LLMs are neural models with billions of parameters.
These models are pre-trained on extensive data and are capable of a wide range of natural language processing tasks.
With recent developments, LLMs are fast emerging as a vital enterprise technology that promises to create shifts in how businesses build, adopt, and use AI.
However, despite their promise and heightened interest among enterprises, concerns over security, risks implications, and potential societal impact remain when considering their use within an enterprise.
While there is euphoria around AI’s generative and conversational capabilities, it is important to step back and take a wider view.
Only enterprises that contextually exploit the potential of LLMs in a responsible and resilient manner will succeed in generating value from them.
With the benefit of large-scale pre-training, a defining characteristic of LLMs has been the ability to adapt existing models to new tasks and domains.
This is demonstrated in instances of code generation, answering medical-related questions, analysis of legal text, and so on.
Until recently, such domain adaptation involved selecting a pre-trained model and fine-tuning it on domain-specific data. However, the latest generation of LLMs has demonstrated unique abilities to adapt to new tasks, with just a few specific examples fed as natural language inputs through prompts.
Such developments obviate the need to build models from scratch and the need for substantial amounts of training data, both of which have been barriers to AI adoption.
With the emergence of generative models such as GPT-3, there is an increased interest in prompt engineering, with supporting technologies such as vector databases and prompt chaining that continually expand the scope of LLMs.
Alongside LLMs, prompt engineering tools and techniques have developed rapidly, enabling complex tasks beyond conversations. Techniques such as chain-of-thought prompting, which helps break complex tasks into logical steps, have improved the performance of LLMs in resolving tasks that need logical reasoning, with prompt-chaining tools making it possible to design and orchestrate multi-step workflows.
Supporting technologies that augment and extend standalone LLM capabilities, such as vector databases and plugins, are expanding. Connecting LLMs with external data and systems will help overcome inherent shortfalls and unlock new possibilities.
LLMs are fast emerging as general-purpose AI, with models becoming increasingly more capable. These will play a meaningful role in enterprise AI adoption and innovation.
Access to proprietary and open-source platforms has made LLMs more customizable.
How? By using out-of-the-box APIs to power LLM capabilities in existing systems to further build, optimize, and host entirely customized use cases.
Such developments are now making it imperative for companies across industries to experiment with LLMs and plan for how to adopt the technology strategically.
While immediate enterprise experimentations with LLMs will focus on mature conversational and generative capabilities, from a futuristic perspective, enterprises must define a strategic roadmap that looks beyond first-order use cases such as conversational and predictive search prompts. These first-gen applications will eventually incorporate emerging capabilities in novel ways to explore potential innovation opportunities.
We present a framework to depict how enterprises need to explore and exploit LLMs to create value in a progressive manner. It begins with low-risk internal use cases, such as writing assistants or content generators, and progresses to complex external use cases powered by combinatorial possibilities.
The horizontal progression shows how standalone models offer limited possibilities given their capabilities, but when interfaced and integrated with external databases, knowledge sources, and software systems, they become highly efficacious.
Their natural language capabilities and foundational knowledge can be combined, contextualized, augmented, and harnessed to power innovation. In the enterprise context, the novelty derived could be in the form of automation, intelligence, conversational interfaces, and unstructured data labeling.
At the same time, a vertical progression emphasizes the need for enterprises to leverage the evolving abilities of LLMs, such as multimodality, reasoning, and executing actions such as search and web navigation. Exploring possibilities along both dimensions will help enterprises identify opportunities to innovate and generate value.

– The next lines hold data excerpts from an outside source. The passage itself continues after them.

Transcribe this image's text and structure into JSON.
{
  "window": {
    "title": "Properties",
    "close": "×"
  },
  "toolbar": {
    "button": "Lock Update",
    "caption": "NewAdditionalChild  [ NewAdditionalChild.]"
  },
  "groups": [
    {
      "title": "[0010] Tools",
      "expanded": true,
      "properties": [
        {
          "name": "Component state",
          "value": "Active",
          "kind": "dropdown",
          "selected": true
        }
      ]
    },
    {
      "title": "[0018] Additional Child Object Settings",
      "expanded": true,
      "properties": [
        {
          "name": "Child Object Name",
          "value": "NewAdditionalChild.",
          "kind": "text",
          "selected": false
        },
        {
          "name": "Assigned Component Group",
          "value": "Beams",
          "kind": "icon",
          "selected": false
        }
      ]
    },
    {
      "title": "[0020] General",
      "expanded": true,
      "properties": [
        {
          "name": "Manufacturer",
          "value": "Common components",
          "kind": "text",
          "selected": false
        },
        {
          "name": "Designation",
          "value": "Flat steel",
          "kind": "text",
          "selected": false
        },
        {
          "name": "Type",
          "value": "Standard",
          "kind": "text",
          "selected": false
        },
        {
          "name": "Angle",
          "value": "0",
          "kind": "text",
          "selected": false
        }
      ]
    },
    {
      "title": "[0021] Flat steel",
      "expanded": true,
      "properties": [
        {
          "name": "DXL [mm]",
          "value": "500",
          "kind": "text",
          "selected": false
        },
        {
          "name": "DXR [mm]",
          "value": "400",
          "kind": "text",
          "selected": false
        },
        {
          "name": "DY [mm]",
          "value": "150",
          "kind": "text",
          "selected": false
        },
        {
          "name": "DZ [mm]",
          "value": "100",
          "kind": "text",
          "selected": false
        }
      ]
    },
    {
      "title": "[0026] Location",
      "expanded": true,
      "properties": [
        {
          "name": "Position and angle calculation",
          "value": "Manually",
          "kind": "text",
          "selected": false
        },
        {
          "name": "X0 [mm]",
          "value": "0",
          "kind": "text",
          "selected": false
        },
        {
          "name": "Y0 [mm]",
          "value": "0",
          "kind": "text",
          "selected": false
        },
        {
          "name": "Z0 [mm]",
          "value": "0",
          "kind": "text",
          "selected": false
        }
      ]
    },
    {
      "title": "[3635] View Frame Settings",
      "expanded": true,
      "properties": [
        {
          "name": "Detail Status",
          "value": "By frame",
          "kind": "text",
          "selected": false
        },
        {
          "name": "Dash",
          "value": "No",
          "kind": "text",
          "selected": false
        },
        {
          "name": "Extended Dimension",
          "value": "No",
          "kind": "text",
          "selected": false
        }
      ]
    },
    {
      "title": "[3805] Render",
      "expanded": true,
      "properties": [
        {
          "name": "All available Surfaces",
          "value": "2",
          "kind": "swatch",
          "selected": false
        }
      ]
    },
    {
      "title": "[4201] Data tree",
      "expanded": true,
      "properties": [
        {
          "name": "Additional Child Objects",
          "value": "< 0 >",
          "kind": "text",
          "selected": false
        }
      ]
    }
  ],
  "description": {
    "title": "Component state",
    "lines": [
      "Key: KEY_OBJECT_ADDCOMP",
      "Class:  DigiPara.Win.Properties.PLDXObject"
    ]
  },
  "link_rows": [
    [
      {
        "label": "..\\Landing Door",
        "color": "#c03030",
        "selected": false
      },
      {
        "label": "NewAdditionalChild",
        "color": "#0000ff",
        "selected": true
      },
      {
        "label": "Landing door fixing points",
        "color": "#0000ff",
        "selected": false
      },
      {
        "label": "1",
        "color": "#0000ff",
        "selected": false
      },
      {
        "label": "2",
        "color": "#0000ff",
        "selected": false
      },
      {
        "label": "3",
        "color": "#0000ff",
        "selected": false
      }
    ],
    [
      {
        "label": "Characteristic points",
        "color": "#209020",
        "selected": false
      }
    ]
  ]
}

Apprehensions prevail around the safety, security, costs, and performance of LLMs.
In many instances, they have yet to demonstrate their value over existing AI approaches.
There are varied technical challenges such as explainability, consistency, and reliability, with a tendency to hallucinate that could impede adoption. Moreover, uncertainties around emerging AI regulations and privacy and intellectual property risks are also factors to consider.
Internal low-risk use cases (as pointed out in the progressive framework), could provide a safe starting point for experimentation.
Furthermore, LLMs significantly impact decarbonization targets and sustainability strategies given the high resource consumption involved in their running.
There is no denying that newer, better, and more efficient models will emerge as LLMs evolve. For enterprises to adapt to new developments with agility, it is crucial that they architect back-ends and select technology service partners who will minimize lock-in risks. Choosing the right model will determine whether LLMs become an asset or a liability.